The most beautiful voice that Robert Plant worked with
By the time the 1980s ended, Robert Plant couldn’t have been farther away from Led Zeppelin if he had tried.
He was proud of the work he had made with his bandmates throughout the 1970s, but when John Bonham passed away, Plant didn’t want to live his life through that one persona until the end of time. ‘Percy’ was only one piece of his music, and if he was going to keep changing with the times, he was going to need to have the right people standing next to him to reinvent himself.
Then again, it’s not like Plant wanted to stray too far away from where he started every single time he played. The blues were always going to be a big part of his life, and even when working on some of his greatest solo records, there are pieces that go back to the early days of listening to Robert Johnson and Muddy Waters laced throughout every song. But there were also more than a few songs that had fans scratching their heads, wondering what the hell they were listening to.
As much as Plant liked the idea of stretching himself, hearing him reborn as a new wave artist was never going to work. Shaken N’ Stirred was as good a sign as any that he wasn’t exactly David Byrne whenever he went onstage, and for a brief few years, it looked like he had started to warm up to the idea of embracing his past. Live Aid may have been a disaster when the band reformed, but the unplugged record he did with Jimmy Page and the album Walking Into Clarksdale at least showed a middle ground that they could have had in their old age.
But right when it seemed like he was completely on board again, he fell in love with music that was far more rootsy. Long before the blues had become the common language among musicians, it was all about the traditional songs from the American South, and when Plant listened to the soundtrack for O Brother Where Art Thou, he fell in love with what those soaring harmonies could sound like in the right context.
While the Coen Brothers’ masterpiece does have a lot of great moments onscreen, it wouldn’t have been half the movie it became without that soundtrack. George Clooney might not have actually been singing all of those songs onscreen, but when Plant heard Allison Krauss’s voice blending with people like Emmylou Harris, he figured that there might be another outlet for him that wasn’t strictly rock and roll.
Krauss’s tone of voice was a lot more pristine, and to work opposite that kind of singer would be wildly interesting for him, saying, “When I was locked into O Brother Where Art Thou and ‘Down from the Mountain’, I could hear Allison.
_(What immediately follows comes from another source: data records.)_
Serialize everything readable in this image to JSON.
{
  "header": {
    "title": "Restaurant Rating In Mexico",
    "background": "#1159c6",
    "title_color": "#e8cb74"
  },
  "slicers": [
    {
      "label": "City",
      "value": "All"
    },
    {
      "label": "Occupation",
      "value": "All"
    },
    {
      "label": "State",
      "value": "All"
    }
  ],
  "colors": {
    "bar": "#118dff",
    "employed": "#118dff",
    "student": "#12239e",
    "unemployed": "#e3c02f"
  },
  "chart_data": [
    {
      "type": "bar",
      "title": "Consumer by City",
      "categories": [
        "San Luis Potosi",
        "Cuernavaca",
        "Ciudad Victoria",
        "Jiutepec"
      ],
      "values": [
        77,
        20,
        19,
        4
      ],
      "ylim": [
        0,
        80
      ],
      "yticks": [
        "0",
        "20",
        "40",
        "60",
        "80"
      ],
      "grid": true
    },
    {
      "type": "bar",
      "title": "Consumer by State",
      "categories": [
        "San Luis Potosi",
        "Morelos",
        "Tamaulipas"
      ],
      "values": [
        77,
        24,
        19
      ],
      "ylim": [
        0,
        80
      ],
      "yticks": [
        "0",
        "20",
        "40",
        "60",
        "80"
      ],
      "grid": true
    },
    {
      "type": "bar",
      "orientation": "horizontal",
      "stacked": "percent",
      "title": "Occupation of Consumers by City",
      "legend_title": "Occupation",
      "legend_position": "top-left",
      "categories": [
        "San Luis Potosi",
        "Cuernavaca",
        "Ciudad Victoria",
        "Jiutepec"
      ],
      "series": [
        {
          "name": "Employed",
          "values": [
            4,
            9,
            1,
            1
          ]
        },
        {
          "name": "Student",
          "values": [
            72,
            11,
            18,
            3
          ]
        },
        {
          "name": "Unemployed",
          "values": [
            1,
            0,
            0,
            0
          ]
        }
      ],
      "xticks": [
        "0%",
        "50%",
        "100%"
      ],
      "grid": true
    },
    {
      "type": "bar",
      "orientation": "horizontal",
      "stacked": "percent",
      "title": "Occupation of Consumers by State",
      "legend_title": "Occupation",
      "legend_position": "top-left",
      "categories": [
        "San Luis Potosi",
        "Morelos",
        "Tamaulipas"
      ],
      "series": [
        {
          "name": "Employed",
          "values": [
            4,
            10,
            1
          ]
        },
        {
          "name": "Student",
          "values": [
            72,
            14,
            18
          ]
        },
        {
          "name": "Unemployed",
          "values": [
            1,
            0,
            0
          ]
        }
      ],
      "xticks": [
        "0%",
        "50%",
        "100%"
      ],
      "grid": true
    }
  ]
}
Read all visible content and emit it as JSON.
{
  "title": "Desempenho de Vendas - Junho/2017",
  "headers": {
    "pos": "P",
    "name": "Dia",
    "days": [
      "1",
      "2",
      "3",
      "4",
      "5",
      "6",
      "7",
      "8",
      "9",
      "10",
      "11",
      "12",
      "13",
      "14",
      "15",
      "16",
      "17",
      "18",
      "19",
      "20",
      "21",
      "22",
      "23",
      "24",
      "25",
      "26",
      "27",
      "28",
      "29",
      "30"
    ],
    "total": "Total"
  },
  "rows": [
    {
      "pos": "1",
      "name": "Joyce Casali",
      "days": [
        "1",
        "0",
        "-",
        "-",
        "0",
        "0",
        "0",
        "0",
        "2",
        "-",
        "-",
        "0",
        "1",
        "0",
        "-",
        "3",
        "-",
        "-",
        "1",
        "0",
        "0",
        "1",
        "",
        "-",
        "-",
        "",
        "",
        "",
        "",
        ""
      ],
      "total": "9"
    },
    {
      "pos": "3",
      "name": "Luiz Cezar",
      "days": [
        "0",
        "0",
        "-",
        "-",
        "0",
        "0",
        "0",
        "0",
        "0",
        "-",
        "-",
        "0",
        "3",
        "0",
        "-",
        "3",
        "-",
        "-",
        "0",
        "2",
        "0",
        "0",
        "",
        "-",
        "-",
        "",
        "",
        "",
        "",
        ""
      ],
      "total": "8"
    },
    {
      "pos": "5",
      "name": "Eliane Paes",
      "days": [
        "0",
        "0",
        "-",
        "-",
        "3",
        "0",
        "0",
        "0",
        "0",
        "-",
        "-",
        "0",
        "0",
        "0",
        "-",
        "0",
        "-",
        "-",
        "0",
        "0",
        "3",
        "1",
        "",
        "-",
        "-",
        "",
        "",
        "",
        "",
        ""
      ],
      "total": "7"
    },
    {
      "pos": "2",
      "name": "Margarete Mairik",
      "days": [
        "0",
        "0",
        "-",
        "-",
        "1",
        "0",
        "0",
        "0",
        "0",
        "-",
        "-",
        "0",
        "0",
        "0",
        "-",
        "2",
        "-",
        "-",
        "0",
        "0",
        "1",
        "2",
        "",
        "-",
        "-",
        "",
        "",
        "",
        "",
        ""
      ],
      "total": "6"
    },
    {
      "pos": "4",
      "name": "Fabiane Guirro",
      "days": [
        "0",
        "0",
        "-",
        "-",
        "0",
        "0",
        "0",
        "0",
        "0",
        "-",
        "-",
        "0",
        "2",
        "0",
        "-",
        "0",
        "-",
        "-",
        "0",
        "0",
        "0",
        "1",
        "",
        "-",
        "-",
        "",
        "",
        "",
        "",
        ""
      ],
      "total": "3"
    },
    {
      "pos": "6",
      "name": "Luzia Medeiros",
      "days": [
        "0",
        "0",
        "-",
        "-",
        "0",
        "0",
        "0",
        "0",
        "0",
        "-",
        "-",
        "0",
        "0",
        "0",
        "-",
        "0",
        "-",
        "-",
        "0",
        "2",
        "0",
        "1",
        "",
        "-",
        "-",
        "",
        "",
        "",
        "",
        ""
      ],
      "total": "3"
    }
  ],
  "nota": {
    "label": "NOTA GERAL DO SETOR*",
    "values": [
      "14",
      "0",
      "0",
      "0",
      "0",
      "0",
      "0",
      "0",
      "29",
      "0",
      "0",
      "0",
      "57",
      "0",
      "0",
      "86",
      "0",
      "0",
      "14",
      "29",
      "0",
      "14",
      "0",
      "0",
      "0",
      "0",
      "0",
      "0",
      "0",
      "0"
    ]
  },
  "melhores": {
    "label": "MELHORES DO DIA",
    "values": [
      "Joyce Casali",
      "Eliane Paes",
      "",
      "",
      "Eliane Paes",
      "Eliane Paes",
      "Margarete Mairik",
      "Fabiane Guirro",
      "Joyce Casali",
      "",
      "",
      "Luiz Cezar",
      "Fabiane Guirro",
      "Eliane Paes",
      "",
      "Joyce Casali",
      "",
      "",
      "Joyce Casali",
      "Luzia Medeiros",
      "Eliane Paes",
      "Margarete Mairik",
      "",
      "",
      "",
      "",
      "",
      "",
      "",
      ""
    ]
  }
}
You really have to have a beautiful voice to really check all the boxes, and that’s what I heard when I heard ‘Down by the River to Pray’ and I heard this beautiful chimes of the human voice. Every single night we did that song, I remember coming skidding out of the wings to make sure I was there in time to do the harmony.”
Raising Sand wasn’t exactly going to satisfy the people who wanted to hear him find that same register he had on ‘Immigrant Song’, but that wasn’t what he was going for, either. Plant had become a much different vocalist in that length of time, and while a lot of the songs would have seemed easier for any belter, it’s a lot more difficult to capture the subtle emotions that he was able to hit with Krauss guiding him through this other side of Americana music.
The world might not have been ready to hear a rock god grow up, but it was no problem for him to gravitate towards songs that sounded a lot closer to ‘Gallows Pole’ and ‘The Battle of Evermore’ than ‘In My Time of Dying’ or ‘How Many More Times’. There was a time and place for him to sing those songs, but as he approached his older age, Plant moulded himself into the kind of gritty rock and roll refugee that he had been searching for ever since 1980.